Institut: Zögernde Investoren bremsen Wirtschaft

Berlin - Die Unternehmen halten sich zurück, wenn es um neue Investitionen geht. Deshalb gerät die wirtschaftliche Entwicklung ins Stocken und das Wachstum bleibt schwach

Dies schreibt das Kieler Institut für Weltwirtschaft in seiner Konjunkturprognose.

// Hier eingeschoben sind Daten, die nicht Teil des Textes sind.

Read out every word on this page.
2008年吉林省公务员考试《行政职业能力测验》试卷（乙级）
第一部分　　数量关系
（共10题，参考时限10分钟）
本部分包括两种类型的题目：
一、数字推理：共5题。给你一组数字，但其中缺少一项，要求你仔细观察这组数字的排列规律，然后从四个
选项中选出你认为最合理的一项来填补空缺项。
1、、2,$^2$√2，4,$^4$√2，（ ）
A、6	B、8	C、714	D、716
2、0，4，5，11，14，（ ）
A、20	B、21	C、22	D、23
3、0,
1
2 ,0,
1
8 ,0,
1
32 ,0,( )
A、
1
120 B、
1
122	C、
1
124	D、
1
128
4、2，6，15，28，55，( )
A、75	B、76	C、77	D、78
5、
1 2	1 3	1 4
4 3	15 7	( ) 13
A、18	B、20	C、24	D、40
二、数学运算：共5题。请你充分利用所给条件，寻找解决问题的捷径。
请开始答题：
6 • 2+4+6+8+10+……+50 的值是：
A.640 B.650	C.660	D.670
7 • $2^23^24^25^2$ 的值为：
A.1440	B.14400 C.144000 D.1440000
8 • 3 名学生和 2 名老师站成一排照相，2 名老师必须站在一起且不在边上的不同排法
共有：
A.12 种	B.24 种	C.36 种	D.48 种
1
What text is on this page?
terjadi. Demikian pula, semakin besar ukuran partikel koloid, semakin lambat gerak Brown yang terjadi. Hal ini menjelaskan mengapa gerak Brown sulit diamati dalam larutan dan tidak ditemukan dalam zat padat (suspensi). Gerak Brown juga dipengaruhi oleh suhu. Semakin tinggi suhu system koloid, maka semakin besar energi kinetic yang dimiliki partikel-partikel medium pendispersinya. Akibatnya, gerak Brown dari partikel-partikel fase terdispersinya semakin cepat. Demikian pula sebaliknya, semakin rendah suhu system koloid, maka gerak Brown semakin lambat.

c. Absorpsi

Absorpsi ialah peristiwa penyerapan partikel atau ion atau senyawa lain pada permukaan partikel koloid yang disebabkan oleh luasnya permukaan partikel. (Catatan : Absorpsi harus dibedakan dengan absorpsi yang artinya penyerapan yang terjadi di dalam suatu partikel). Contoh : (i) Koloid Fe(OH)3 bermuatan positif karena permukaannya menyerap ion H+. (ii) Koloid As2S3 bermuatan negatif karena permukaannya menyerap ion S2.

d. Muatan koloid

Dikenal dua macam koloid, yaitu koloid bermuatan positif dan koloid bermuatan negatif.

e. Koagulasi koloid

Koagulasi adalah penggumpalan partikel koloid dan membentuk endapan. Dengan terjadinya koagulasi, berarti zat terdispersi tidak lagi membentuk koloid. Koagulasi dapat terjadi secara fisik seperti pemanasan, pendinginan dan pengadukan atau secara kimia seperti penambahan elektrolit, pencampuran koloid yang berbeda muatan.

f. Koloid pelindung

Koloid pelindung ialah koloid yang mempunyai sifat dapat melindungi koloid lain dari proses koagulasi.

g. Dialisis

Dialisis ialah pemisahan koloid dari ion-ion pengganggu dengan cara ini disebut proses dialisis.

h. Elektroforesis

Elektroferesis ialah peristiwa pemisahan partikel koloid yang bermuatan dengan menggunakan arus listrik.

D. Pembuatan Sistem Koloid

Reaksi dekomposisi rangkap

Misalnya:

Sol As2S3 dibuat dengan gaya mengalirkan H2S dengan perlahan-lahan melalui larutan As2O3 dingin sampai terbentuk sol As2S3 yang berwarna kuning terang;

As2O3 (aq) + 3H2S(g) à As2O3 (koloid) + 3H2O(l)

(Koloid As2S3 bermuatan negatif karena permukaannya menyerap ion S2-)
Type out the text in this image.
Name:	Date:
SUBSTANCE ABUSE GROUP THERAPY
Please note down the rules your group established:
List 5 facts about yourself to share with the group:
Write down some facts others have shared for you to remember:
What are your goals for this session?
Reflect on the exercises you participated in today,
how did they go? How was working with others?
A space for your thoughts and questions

Die wirtschaftliche Entwicklung in Deutschland verliert an Dynamik. Das Kieler Institut für Weltwirtschaft (IfW) reduzierte am Donnerstag seine Wachstumserwartung für das laufende Jahr von 0,9 auf 0,8 Prozent und für das kommende Jahr von 1,7 auf 1,1 Prozent. Ursache für die abgeschwächte Prognose sei vor allem die abwartende Haltung der Unternehmen bei den Investitionen. Sie werde genährt durch die Unsicherheit über die ungelösten Schuldenkrisen sowie die unklare zukünftige Wirtschaftspolitik im EU-Währungsgebiet.

„Während der Wohnungsbau weiter deutlich aufwärts gerichtet ist, gingen die Unternehmensinvestitionen spürbar zurück“, schreiben die Kieler Wissenschaftler. Im dritten Quartal dürfte das Wachstum deshalb weitgehend stagnieren. Erst im kommenden Jahr könnten die Wachstumsimpulse wieder kräftiger werden, wenn die Unternehmen ihre Zurückhaltung überwinden und die Investitionen anziehen. Das setze allerdings vertrauensbildende Maßnahmen der europäischen Wirtschaftspolitik voraus. Vom Außenhandel würden eher dämpfende Effekte ausgehen, weil sich wichtige Handelspartner noch einige Zeit in schwerem Fahrwasser befinden werden.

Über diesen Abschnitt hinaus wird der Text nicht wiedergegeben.